I became Chairman of Melbourne show in 1980 and retired from judging about 2002.
Any memorable wines along the way ?
I was privileged to taste early Grange Hermitages.
Penfolds were the first to spend serious money on new oak.
I believe that Max also always insisted on buying the best fruit. They were big flavoursome wines that were able to carry the wood.
One night a friend and I looked at a number of 20 year old Granges, Bordeauxs and Burgundies. Grange stood up to them very well.
I also saw while judging, the effects of stainless steel and refrigeration which Colin Gramp had brought from Germany to make Pearl wine.
He revolutionised white wine making in Australia with this equipment.
Last supper ?
I’m told you read ancient Greek !
No no no ! This story came about because I love to read poetry.
I enjoy the challenge of both Greek and Latin but it is a hobby and now I have trouble remembering.
Who influenced you ?
My mother influenced my love of reading.
The Roseworthy lecturers, John Fornachon, Rex Kuchel and Dr Bryce Rankine influenced my passion for learning more about wine.

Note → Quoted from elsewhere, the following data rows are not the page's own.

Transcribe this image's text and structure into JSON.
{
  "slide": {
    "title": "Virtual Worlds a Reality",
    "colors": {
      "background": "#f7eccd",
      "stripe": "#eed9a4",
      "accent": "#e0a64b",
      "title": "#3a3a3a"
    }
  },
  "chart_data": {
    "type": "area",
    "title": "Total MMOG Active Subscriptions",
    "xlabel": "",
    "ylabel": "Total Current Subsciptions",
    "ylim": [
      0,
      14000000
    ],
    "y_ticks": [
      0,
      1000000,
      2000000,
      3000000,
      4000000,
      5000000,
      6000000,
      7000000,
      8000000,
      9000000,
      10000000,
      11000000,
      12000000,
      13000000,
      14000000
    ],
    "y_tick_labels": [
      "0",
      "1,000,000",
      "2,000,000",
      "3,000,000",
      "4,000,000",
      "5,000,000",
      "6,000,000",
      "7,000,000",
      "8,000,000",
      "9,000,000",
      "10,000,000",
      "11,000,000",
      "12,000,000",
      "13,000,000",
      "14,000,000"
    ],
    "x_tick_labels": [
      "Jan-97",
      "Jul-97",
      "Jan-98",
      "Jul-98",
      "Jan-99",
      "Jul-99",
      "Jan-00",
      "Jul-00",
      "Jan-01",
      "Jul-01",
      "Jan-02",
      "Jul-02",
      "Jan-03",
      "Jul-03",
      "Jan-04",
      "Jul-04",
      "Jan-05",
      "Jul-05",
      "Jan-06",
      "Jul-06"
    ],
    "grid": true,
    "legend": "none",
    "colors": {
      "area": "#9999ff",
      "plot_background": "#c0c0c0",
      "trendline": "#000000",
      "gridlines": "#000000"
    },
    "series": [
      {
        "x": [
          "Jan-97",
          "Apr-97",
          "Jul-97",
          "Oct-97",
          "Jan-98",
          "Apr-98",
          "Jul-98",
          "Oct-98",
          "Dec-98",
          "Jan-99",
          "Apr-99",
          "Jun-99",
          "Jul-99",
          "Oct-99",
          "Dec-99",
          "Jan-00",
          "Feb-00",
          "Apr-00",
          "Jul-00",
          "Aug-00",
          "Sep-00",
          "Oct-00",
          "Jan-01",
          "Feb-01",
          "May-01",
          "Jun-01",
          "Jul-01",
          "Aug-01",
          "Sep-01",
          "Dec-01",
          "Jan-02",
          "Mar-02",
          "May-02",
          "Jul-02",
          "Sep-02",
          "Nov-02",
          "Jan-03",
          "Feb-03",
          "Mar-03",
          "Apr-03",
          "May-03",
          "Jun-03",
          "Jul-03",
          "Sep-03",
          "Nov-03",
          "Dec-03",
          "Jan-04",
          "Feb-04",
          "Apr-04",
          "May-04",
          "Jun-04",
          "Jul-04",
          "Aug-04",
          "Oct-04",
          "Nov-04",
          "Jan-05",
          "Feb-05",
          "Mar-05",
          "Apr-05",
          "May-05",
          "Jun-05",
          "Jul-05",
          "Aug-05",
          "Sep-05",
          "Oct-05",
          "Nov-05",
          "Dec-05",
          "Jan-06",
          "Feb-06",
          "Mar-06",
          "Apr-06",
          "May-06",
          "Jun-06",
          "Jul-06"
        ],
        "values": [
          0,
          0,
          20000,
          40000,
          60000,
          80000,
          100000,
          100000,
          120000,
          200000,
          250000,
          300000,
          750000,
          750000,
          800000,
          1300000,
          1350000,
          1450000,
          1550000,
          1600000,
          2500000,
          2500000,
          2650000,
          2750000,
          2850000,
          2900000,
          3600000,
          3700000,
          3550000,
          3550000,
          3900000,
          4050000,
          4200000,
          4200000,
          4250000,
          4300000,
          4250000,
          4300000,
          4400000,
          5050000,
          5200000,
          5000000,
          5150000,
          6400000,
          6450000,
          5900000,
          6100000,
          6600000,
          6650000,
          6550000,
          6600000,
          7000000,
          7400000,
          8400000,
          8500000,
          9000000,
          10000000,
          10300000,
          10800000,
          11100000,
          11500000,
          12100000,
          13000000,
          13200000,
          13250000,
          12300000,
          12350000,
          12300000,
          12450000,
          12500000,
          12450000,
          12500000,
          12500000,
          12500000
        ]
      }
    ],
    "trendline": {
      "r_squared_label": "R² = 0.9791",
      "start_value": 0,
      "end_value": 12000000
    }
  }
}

Latterly Berek Segan showed me some wonderful European wines that I would never otherwise have tasted.
Anything else you’d like to say ?
Not really. The wine industry’s been very good to me.
If you ever had problems there has always been someone to help. It’s looked after me really well.
An English friend told my father, “Never get out of the wine industry – there will always be a demand.”
1 : Here is a link to Stuart MacGill’s interview with Stephen Chambers .
2 : I did make it home by mid afternoon on the Saturday, just in time for a tasting of mystery whites with a few friends. We taste wine while our partners are at bookclub, they reckon they read books, we reckon they just talk and drink wine as well. My two mystery wines were anything but white, but they were the hit of the afternoon.